William O. Seymour:
Bridges and Oil for the Waters
William O. Seymour was one of Ridgefield’s leading citizens at the turn of the 20th Century, so perhaps the Ridgefield Press obituary writer was a bit flustered by Seymour’s importance when he wrote on the front page Jan. 26, 1911: “He was a man among men, a consistent Christian, a good citizen, one of the few whom our town could afford to lose.”
A man known for his calm and warm demeanor, Seymour might have smiled at the gaffe.
Born in 1833 in Ridgefield, William Oscar Seymour got his early education in local schoolhouses. He then attended the Amenia (N.Y.) Seminary, a Methodist secondary school that was well respected and produced several university presidents and bishops.
Seymour returned to Ridgefield to become a grammar school teacher, but seeing the need for a “high school” in town, established the High Ridge Institute in the late 1850s. Seymour’s school, which had both boarding and day students, served up to 40 boys. At the time Seymour lived in the “Peter Parley house” — the childhood home of author Samuel G. Goodrich — on High Ridge, from which he also ran the school.
By 1869, Seymour was looking at an entirely new career: civil engineering, a subject he had previously taught to young men. Railroads were expanding at a rapid rate. Before 1871, about 45,000 miles of track had been laid in the United States. Between 1871 and 1900, another 170,000 miles were added. Seymour saw an opportunity not only for profitable work but perhaps also for adventure.
In 1873, he began working for the New York, New Haven and Hartford Railroad, which at the
time was the largest road in New England. He started out as a “rodman” — a menial job involving carrying and holding a rod used during the process of surveying for a new line. By 1877, he was the railroad’s chief engineer.
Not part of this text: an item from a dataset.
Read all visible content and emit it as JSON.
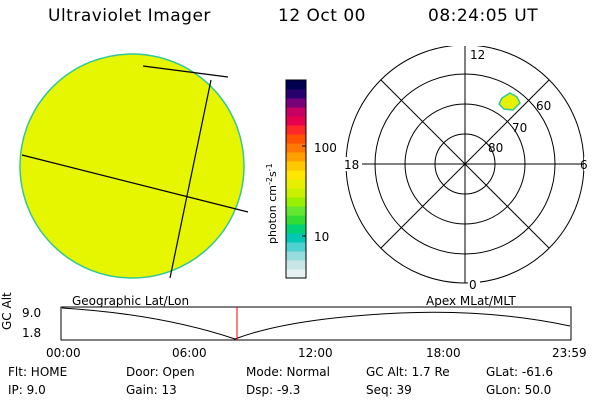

He left in 1881 to join a Massachusetts railroad, but soon decided to head west. He spent nearly five years designing and building railroads for the Wisconsin Central in Illinois, Wisconsin and Minnesota. His projects included building a 104-mile line from Chippewa Falls, Wisc., to St. Paul, Minn, crossing the St. Croix River with a 2,239-foot long iron bridge on stone abutments (years later the bridge was later abandoned but the abutments still stand in the river). Another line he built ran 124 miles from Chicago, Ill., to Schleisingerville, Wisc.
In 1887, Seymour returned to his home town where Gov. Phineas Lounsbury, a fellow Ridgefielder, appointed him one of the state’s three railroad commissioners — a post of considerable importance in that era when the state was served by more than two dozen railroads and streetcar companies. He remained a commissioner until his death 24 years later.
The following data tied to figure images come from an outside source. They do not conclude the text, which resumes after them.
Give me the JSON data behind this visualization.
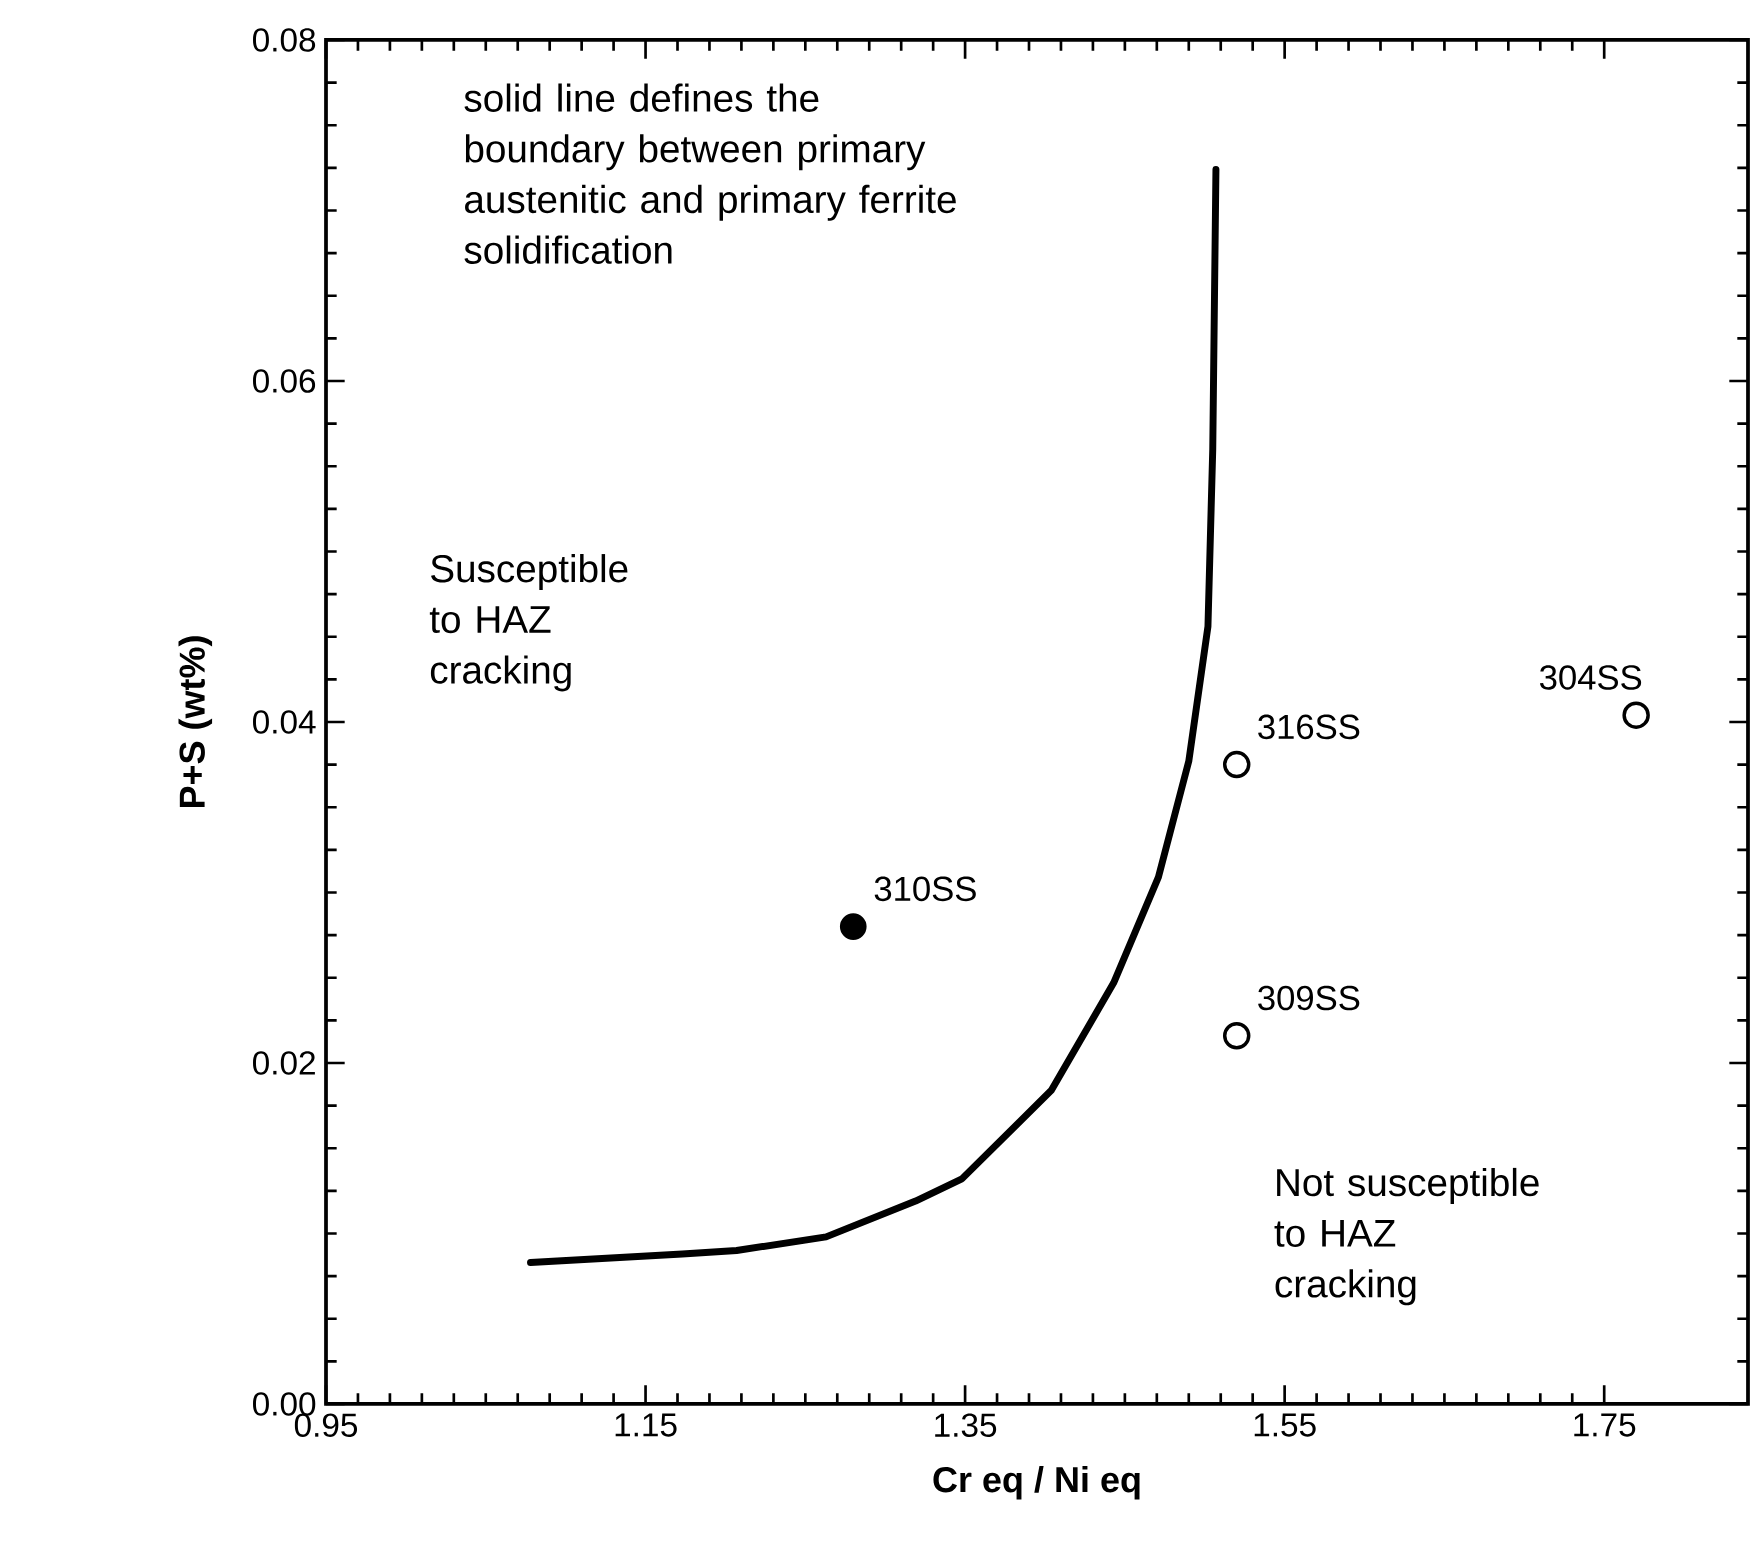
{
  "chart_data": {
    "type": "scatter",
    "xlabel": "Cr eq / Ni eq",
    "ylabel": "P+S (wt%)",
    "xlim": [
      0.95,
      1.84
    ],
    "ylim": [
      0,
      0.08
    ],
    "xticks": [
      {
        "value": 0.95,
        "label": "0.95"
      },
      {
        "value": 1.15,
        "label": "1.15"
      },
      {
        "value": 1.35,
        "label": "1.35"
      },
      {
        "value": 1.55,
        "label": "1.55"
      },
      {
        "value": 1.75,
        "label": "1.75"
      }
    ],
    "yticks": [
      {
        "value": 0,
        "label": "0.00"
      },
      {
        "value": 0.02,
        "label": "0.02"
      },
      {
        "value": 0.04,
        "label": "0.04"
      },
      {
        "value": 0.06,
        "label": "0.06"
      },
      {
        "value": 0.08,
        "label": "0.08"
      }
    ],
    "series": [
      {
        "type": "line",
        "color": "#000000",
        "marker": "none",
        "x": [
          1.078,
          1.173,
          1.207,
          1.263,
          1.319,
          1.348,
          1.404,
          1.443,
          1.471,
          1.49,
          1.502,
          1.505,
          1.507
        ],
        "values": [
          0.0083,
          0.0088,
          0.009,
          0.0098,
          0.0119,
          0.0132,
          0.0184,
          0.0247,
          0.0309,
          0.0377,
          0.0456,
          0.056,
          0.0724
        ]
      },
      {
        "color": "#000000",
        "marker": "circle",
        "x": [
          1.28
        ],
        "values": [
          0.028
        ]
      },
      {
        "color": "#000000",
        "marker": "open circle",
        "x": [
          1.52,
          1.52,
          1.77
        ],
        "values": [
          0.0375,
          0.0216,
          0.0404
        ]
      }
    ],
    "annotations": [
      {
        "text": "310SS",
        "x": 1.28,
        "y": 0.028
      },
      {
        "text": "316SS",
        "x": 1.52,
        "y": 0.0375
      },
      {
        "text": "309SS",
        "x": 1.52,
        "y": 0.0216
      },
      {
        "text": "304SS",
        "x": 1.77,
        "y": 0.0404
      },
      "solid line defines the boundary between primary austenitic and primary ferrite solidification",
      "Susceptible to HAZ cracking",
      "Not susceptible to HAZ cracking"
    ]
  }
}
He was also a leading citizen in local government, serving as a probate judge, a state representative, a borough warden, and a member of the Board of Estimate (predecessor to the Board of Finance), He was vice-president of the First National Bank of Ridgefield, which he helped found in 1900.
In 1908, Seymour was chairman of the town’s Bicentennial celebration, which included a parade, speeches, other special events, and the publication of a book that offered many pictures of
people and places of Ridgefield along with essays about the town. Fifty years later, Seymour’s great-grandson, Ridgefield Press publisher Karl Seymour Nash, was chairman of the town’s 250th anniversary celebration.
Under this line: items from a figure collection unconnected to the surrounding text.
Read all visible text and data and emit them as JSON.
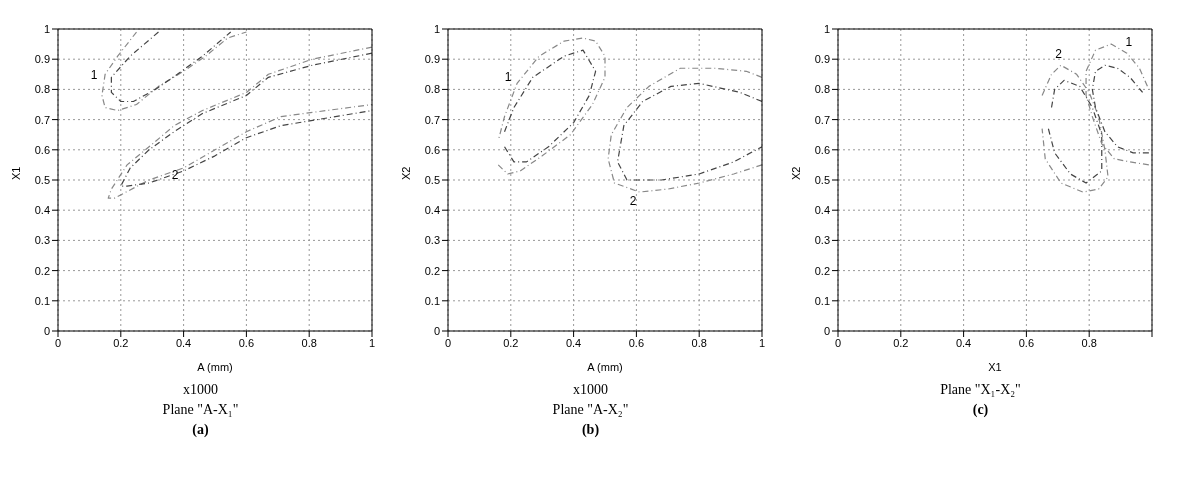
{
  "chart_data": [
    {
      "type": "line",
      "xlabel": "A (mm)",
      "ylabel": "X1",
      "xlim": [
        0,
        1
      ],
      "ylim": [
        0,
        1
      ],
      "xticks": [
        0,
        0.2,
        0.4,
        0.6,
        0.8,
        1
      ],
      "yticks": [
        0,
        0.1,
        0.2,
        0.3,
        0.4,
        0.5,
        0.6,
        0.7,
        0.8,
        0.9,
        1
      ],
      "grid": true,
      "line_style": "dashed",
      "marker": "none",
      "series": [
        {
          "color": "#888888",
          "x": [
            0.25,
            0.19,
            0.15,
            0.14,
            0.15,
            0.19,
            0.25,
            0.32,
            0.4,
            0.47,
            0.54,
            0.6
          ],
          "values": [
            0.99,
            0.91,
            0.85,
            0.78,
            0.74,
            0.73,
            0.75,
            0.81,
            0.86,
            0.91,
            0.97,
            0.99
          ]
        },
        {
          "color": "#444444",
          "x": [
            0.32,
            0.23,
            0.17,
            0.17,
            0.2,
            0.24,
            0.31,
            0.38,
            0.46,
            0.55
          ],
          "values": [
            0.99,
            0.91,
            0.84,
            0.79,
            0.76,
            0.76,
            0.8,
            0.85,
            0.91,
            0.99
          ]
        },
        {
          "color": "#888888",
          "x": [
            1,
            0.81,
            0.67,
            0.6,
            0.46,
            0.37,
            0.29,
            0.22,
            0.17,
            0.16,
            0.18,
            0.29,
            0.4,
            0.5,
            0.6,
            0.71,
            1
          ],
          "values": [
            0.94,
            0.9,
            0.85,
            0.79,
            0.73,
            0.68,
            0.61,
            0.55,
            0.47,
            0.44,
            0.44,
            0.5,
            0.54,
            0.6,
            0.66,
            0.71,
            0.75
          ]
        },
        {
          "color": "#444444",
          "x": [
            1,
            0.81,
            0.67,
            0.6,
            0.46,
            0.37,
            0.29,
            0.23,
            0.2,
            0.22,
            0.29,
            0.4,
            0.5,
            0.6,
            0.71,
            1
          ],
          "values": [
            0.92,
            0.88,
            0.84,
            0.78,
            0.72,
            0.66,
            0.6,
            0.54,
            0.48,
            0.48,
            0.49,
            0.53,
            0.58,
            0.64,
            0.68,
            0.73
          ]
        }
      ],
      "annotations": [
        {
          "text": "1",
          "x": 0.15,
          "y": 0.85
        },
        {
          "text": "2",
          "x": 0.4,
          "y": 0.54
        },
        "x1000",
        "Plane \"A-X₁\"",
        "(a)"
      ]
    },
    {
      "type": "line",
      "xlabel": "A (mm)",
      "ylabel": "X2",
      "xlim": [
        0,
        1
      ],
      "ylim": [
        0,
        1
      ],
      "xticks": [
        0,
        0.2,
        0.4,
        0.6,
        0.8,
        1
      ],
      "yticks": [
        0,
        0.1,
        0.2,
        0.3,
        0.4,
        0.5,
        0.6,
        0.7,
        0.8,
        0.9,
        1
      ],
      "grid": true,
      "line_style": "dashed",
      "marker": "none",
      "series": [
        {
          "color": "#888888",
          "x": [
            0.16,
            0.19,
            0.23,
            0.3,
            0.39,
            0.46,
            0.5,
            0.5,
            0.47,
            0.43,
            0.37,
            0.29,
            0.22,
            0.18,
            0.16
          ],
          "values": [
            0.55,
            0.52,
            0.53,
            0.58,
            0.65,
            0.75,
            0.84,
            0.91,
            0.96,
            0.97,
            0.96,
            0.91,
            0.82,
            0.71,
            0.63
          ]
        },
        {
          "color": "#444444",
          "x": [
            0.18,
            0.21,
            0.25,
            0.32,
            0.4,
            0.45,
            0.47,
            0.43,
            0.37,
            0.27,
            0.21,
            0.18
          ],
          "values": [
            0.61,
            0.56,
            0.56,
            0.61,
            0.69,
            0.78,
            0.86,
            0.93,
            0.91,
            0.84,
            0.74,
            0.66
          ]
        },
        {
          "color": "#888888",
          "x": [
            1,
            0.95,
            0.85,
            0.74,
            0.64,
            0.57,
            0.52,
            0.51,
            0.53,
            0.61,
            0.7,
            0.8,
            0.91,
            1
          ],
          "values": [
            0.84,
            0.86,
            0.87,
            0.87,
            0.81,
            0.74,
            0.65,
            0.57,
            0.49,
            0.46,
            0.47,
            0.49,
            0.52,
            0.55
          ]
        },
        {
          "color": "#444444",
          "x": [
            1,
            0.93,
            0.8,
            0.71,
            0.62,
            0.56,
            0.54,
            0.57,
            0.68,
            0.8,
            0.91,
            1
          ],
          "values": [
            0.76,
            0.79,
            0.82,
            0.81,
            0.76,
            0.68,
            0.56,
            0.5,
            0.5,
            0.52,
            0.56,
            0.61
          ]
        }
      ],
      "annotations": [
        {
          "text": "1",
          "x": 0.22,
          "y": 0.82
        },
        {
          "text": "2",
          "x": 0.61,
          "y": 0.46
        },
        "x1000",
        "Plane \"A-X₂\"",
        "(b)"
      ]
    },
    {
      "type": "line",
      "xlabel": "X1",
      "ylabel": "X2",
      "xlim": [
        0,
        1
      ],
      "ylim": [
        0,
        1
      ],
      "xticks": [
        0,
        0.2,
        0.4,
        0.6,
        0.8,
        {
          "value": 1,
          "label": null
        }
      ],
      "yticks": [
        0,
        0.1,
        0.2,
        0.3,
        0.4,
        0.5,
        0.6,
        0.7,
        0.8,
        0.9,
        1
      ],
      "grid": true,
      "line_style": "dashed",
      "marker": "none",
      "series": [
        {
          "color": "#888888",
          "x": [
            0.65,
            0.68,
            0.71,
            0.76,
            0.8,
            0.83,
            0.85,
            0.86,
            0.83,
            0.78,
            0.71,
            0.66,
            0.65
          ],
          "values": [
            0.78,
            0.85,
            0.88,
            0.85,
            0.79,
            0.71,
            0.6,
            0.51,
            0.47,
            0.46,
            0.49,
            0.57,
            0.67
          ]
        },
        {
          "color": "#444444",
          "x": [
            0.68,
            0.69,
            0.72,
            0.77,
            0.81,
            0.84,
            0.84,
            0.84,
            0.79,
            0.74,
            0.69,
            0.67
          ],
          "values": [
            0.74,
            0.8,
            0.83,
            0.81,
            0.74,
            0.65,
            0.57,
            0.53,
            0.49,
            0.52,
            0.59,
            0.67
          ]
        },
        {
          "color": "#888888",
          "x": [
            0.99,
            0.93,
            0.88,
            0.84,
            0.81,
            0.79,
            0.79,
            0.82,
            0.87,
            0.92,
            0.96,
            0.99
          ],
          "values": [
            0.55,
            0.56,
            0.57,
            0.62,
            0.71,
            0.78,
            0.86,
            0.93,
            0.95,
            0.92,
            0.87,
            0.8
          ]
        },
        {
          "color": "#444444",
          "x": [
            0.99,
            0.94,
            0.89,
            0.85,
            0.82,
            0.81,
            0.82,
            0.85,
            0.89,
            0.93,
            0.97
          ],
          "values": [
            0.59,
            0.59,
            0.61,
            0.66,
            0.74,
            0.8,
            0.86,
            0.88,
            0.87,
            0.84,
            0.79
          ]
        }
      ],
      "annotations": [
        {
          "text": "2",
          "x": 0.71,
          "y": 0.88
        },
        {
          "text": "1",
          "x": 0.92,
          "y": 0.92
        },
        "Plane \"X₁-X₂\"",
        "(c)"
      ]
    }
  ]
}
When he had returned to Ridgefield, Seymour built a sizable house on Parley Lane, just down the hill a few hundred feet from the Peter Parley house he had earlier owned. The house is still standing, though it underwent a major rebuilding and expansion in the 1990s.
William O. Seymour was 77 years old when he died. Writing the next week from Montreal, where he was a consular official, historian George L. Rockwell said in a tribute to Seymour : “The welfare of the town was always uppermost with him. Office sought him and not he the office. In public meetings, when debate at times waxed to the point of bitterness, with a few chosen words would he pour oil upon the troubled waters.”